Opening Briefs Filed in Arizona Green Party Ballot Access Case

On April 11, both sides filed opening briefs in U.S. District Court in Arizona Green Party v Bennett, 2:14cv-375. The issue is whether the February 28 petition deadline is too early. The law says the petition is due 180 days before the primary, and that all parties, even newly-qualifying parties, must nominate by primary. Arizona primaries this year are August 26. The state says it needs six months lead time to get ready for the new party’s primary.

Before 1999, the Arizona petition deadline for a new party was 112 days before the primary. Initiative petitions are due in Arizona in the first week in July, only four months before the general election. This suggests that if the state can cope with initiative petitions only four months before the appropriate election, it ought to be able to handle petitions to qualify a new party four months before the appropriate election.

The Green Party’s brief cites many cases that early petition deadlines for newly-qualifying parties are unconstitutional, but the state’s brief does not discuss any precedents on that issue. Also, the state says that the Green Party appeared on the ballot in 2002 and 2004, but in truth the party did not qualify in Arizona either of those years.


Opening Briefs Filed in Arizona Green Party Ballot Access Case — No Comments

  1. P.R. and nonpartisan App.V. — NO moron primaries.

    How STONE Age primitive are ALL of the USA gerrymander regimes ???

  2. Arizona also needs provide for the opportunity for candidates to file for nomination.

  3. In Arizona, a newly-qualifying party (which the Green Party is, or will be if it wins the lawsuit) can easily nominate by write-ins at its own primary. A write-in candidate in the primary just needs one vote, assuming no one else gets any. People can file as a write-in as late as July 17.

  4. The purpose of a partisan primary is to let ordinary voters choose the nominees of the party they affiliate with.

    Your alternative is little better than insiders in smoke-filled rooms choosing the nominees.

  5. Dear Jim, you live in Texas, where the Libertarian Party and the Green Party met this weekend (April 12-13) to choose their nominees in convention. Do you disagree with the Texas state election law that mandates conventions for parties of that size to choose their nominees?

    Arizona primary voters are free to see the list of declared write-in candidates, at the polls, or if they vote absentee, via the internet.

  6. What’s wrong with an insider choosing the candidate in a smoke-filled room?

    I chose myself in a smoke-filled room (my brother’s) and that’s how I won the primaries of the Green Party in Arizona’s Sixth Congressional District in 2010 (with six write-in votes, four of them from members of my immediate family) and the Americans Elect Party in 2012 (with eleven write-in votes, three of them from members of my immediate family).

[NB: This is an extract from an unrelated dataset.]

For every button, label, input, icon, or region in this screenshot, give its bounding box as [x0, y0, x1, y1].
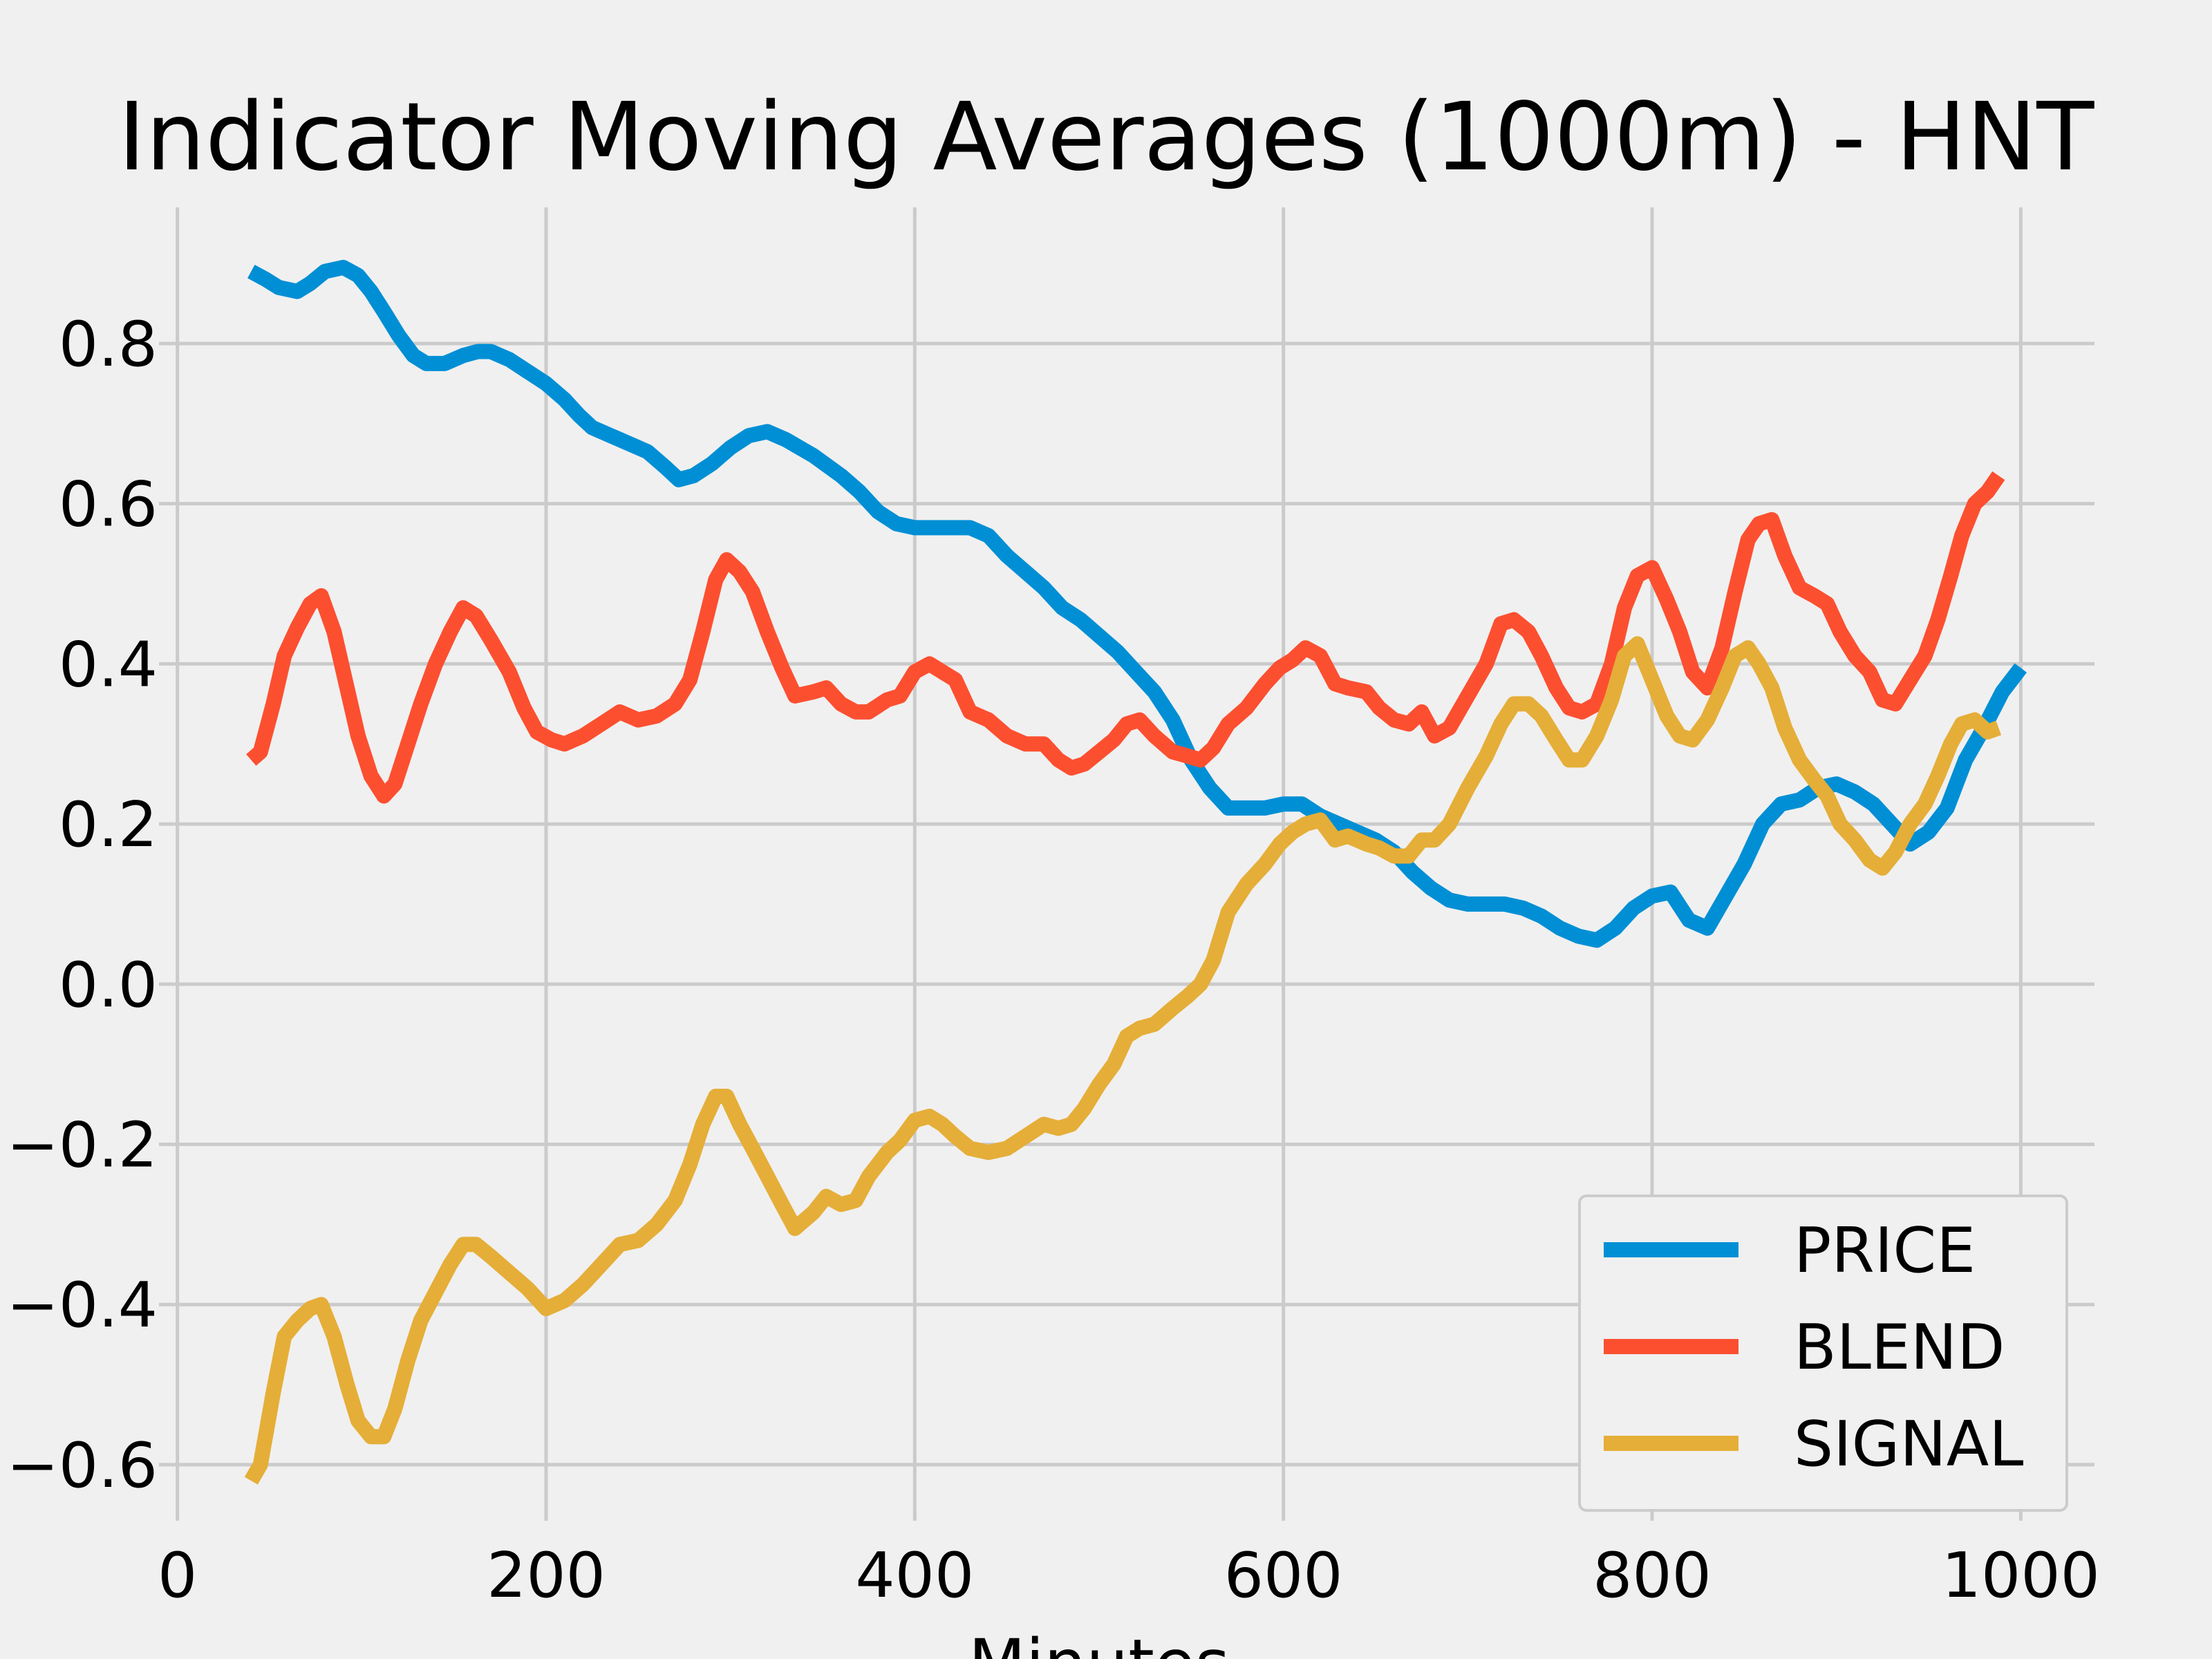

    When smoke-filled rooms chose the candidates, we had a better America.

    Everyone is welcome to file as a write-in candidate of the Arizona Americans Elect Party for any office between May 29 and July 17. Thank you for smoking!

  7. It’s just the opposite of a smoke-filled room, and you should know, you fool!

    The fool before you suggested the write-in route would be like party insiders picking candidates (that’s what “smoke-filled room” means).

    But when a lot of weirdos including you ran as Green Party write-ins in 2010 and won with just a handful voters, the Green Party wasn’t happy and sued your asses in federal court to get you hijackers off their party’s ballot.

    That the Green Party lost that case proves that it’s outsiders, not party insiders, that have the most to gain from the write-in gambit.

    So the first guy was wrong and the second guy is, well, just an idiot.